Después del Acordeón, el Juicio del Pueblo

 

hoyennoticia.com


Por: Wilson Rafael León Blanchar.


Terminó la final del Festival de la Leyenda Vallenata 2025. El rey ya tiene corona, pero el acordeón sigue hablando, no en tarima, sino en las voces del pueblo, en los patios de Fonseca, en las tiendas de Valledupar y en los televisores aún tibios por la transmisión en directo. En la edición más comentada de los últimos años, seis finalistas se batieron con fuelle, dedos y alma. Aquí, bajo la lupa de la guasa costeña, va el relato de lo que dejaron en tarima... y en los corazones.


Rodrigo Álvarez Orozco: la perfección que congeló el alma


Desde que apareció en escena, Rodrigo dejó claro que venía con la partitura afilada. Su ejecución fue impecable, digna de museo: cada nota en su sitio, cada aire trabajado con precisión de cirujano. En televisión, su presentación deslumbró. Pero para muchos, su interpretación se sintió más europea que caribeña. “Muy bonito, pero eso no se baila”, dijo un viejo en Guamachal mientras apagaba el televisor. Le sobró academia y le faltó parranda.


Edgardo Bolaño Gnecco: el sabor controlado


Edgardo tocó con el aplomo de quien ha hecho esto mil veces. Su digitación fue limpia como patio recién barrido, y su ritmo, parejo como carreteo en buen día. En la puya se le soltó un galope, sí, pero su forma de tocar enamora por sencilla y honesta. No hizo piruetas, pero sí dejó claro que el vallenato también vive en la serenidad del compás bien llevado.


Jairo Andrés de la Ossa: energía sin freno


El más joven, el más eléctrico, el que parecía tener un rayo metido en los dedos. Jairo fue una explosión de entusiasmo. Su ejecución fue veloz, vibrante, a veces hasta desbordada. En la pantalla, se notaba que le latía el pecho más que el fuelle. Pero esa misma velocidad hizo que algunas notas se le fueran de rumba sin él. Le falta madurar el ritmo, pero talento le sobra como para llenar dos festivales.


Omar “El Zorro” Hernández: el show hecho acordeón


Omar no tocó: actuó. Fue el más histriónico, el que miraba a la cámara con complicidad, el que le hablaba al público con las manos. Su interpretación fue sabrosa, pero en el son y el merengue se le enredaron unos acordes como si la guacharaca tuviera fiebre. Aun así, puso a hablar hasta al jurado más serio. “Ese man vende hasta el silencio”, dijo un parrillero en Valledupar.
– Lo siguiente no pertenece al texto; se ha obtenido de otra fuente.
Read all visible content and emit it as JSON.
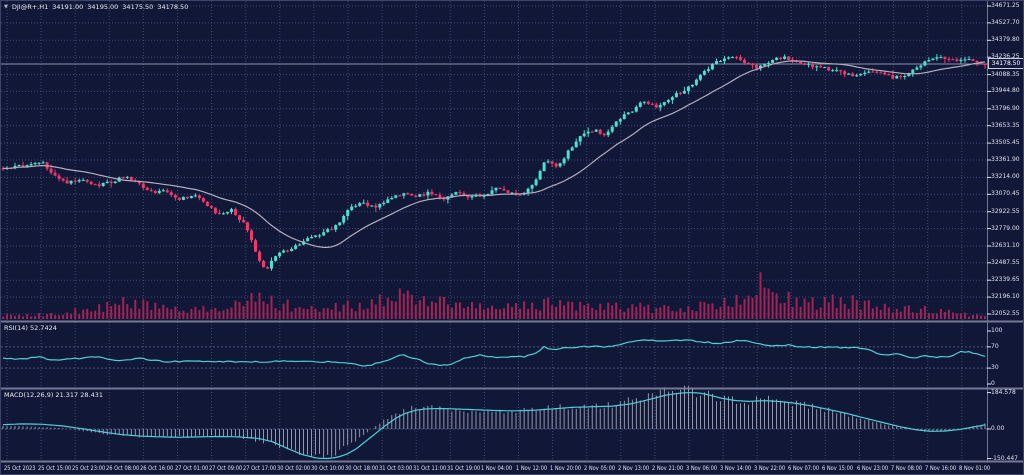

Camilo Molina Luna: poesía con fuelle


Camilo llegó como quien llega a recitar. Tocó con sentimiento, con nostalgia, con alma de trovador. Cada nota parecía un suspiro, una carta de amor. Pero ese mismo lirismo se le volvió enemigo en el merengue, donde el ritmo pidió candela y él le respondió con bolero. “Muy bonito, pero se me enfrió el café”, comentó una señora en Barrancas. Poeta del acordeón, sí, pero que no se le olvide que esto también es fiesta.


Iván Zuleta: la leyenda que volvió a rugir


Y llegó Iván, el de los grandes escenarios, el de la dinastía que ha marcado generaciones. Su aparición fue un sacudón de historia viva. Tocó con fuerza, con picardía, con experiencia. Pero también con esa confianza del que ya ha sido grande y no tiene nada que probar. En televisión se le notó el dominio, aunque algunos lo sintieron más pendiente del espectáculo que del rigor. Eso sí, cuando sonó su puya, Valledupar pareció detener el aliento. Iván no vino a ganar un título: vino a recordarle al mundo quién es.


El veredicto del pueblo


El jurado ya hizo lo suyo. Las calificaciones están escritas. Pero en la costa, el verdadero fallo se da después, en la sobremesa, en la guasa, en la memoria. Esta vez ganó el que debía ganar, dicen algunos. Otros aseguran que fue cuestión de décimas. Lo cierto es que cada finalista dejó una huella distinta: unos en el corazón, otros en el oído, y uno que otro en el debate eterno del folclor. Porque en el vallenato, como en la vida, siempre hay quien toque mejor… pero el que hace sentir, ese no se olvida.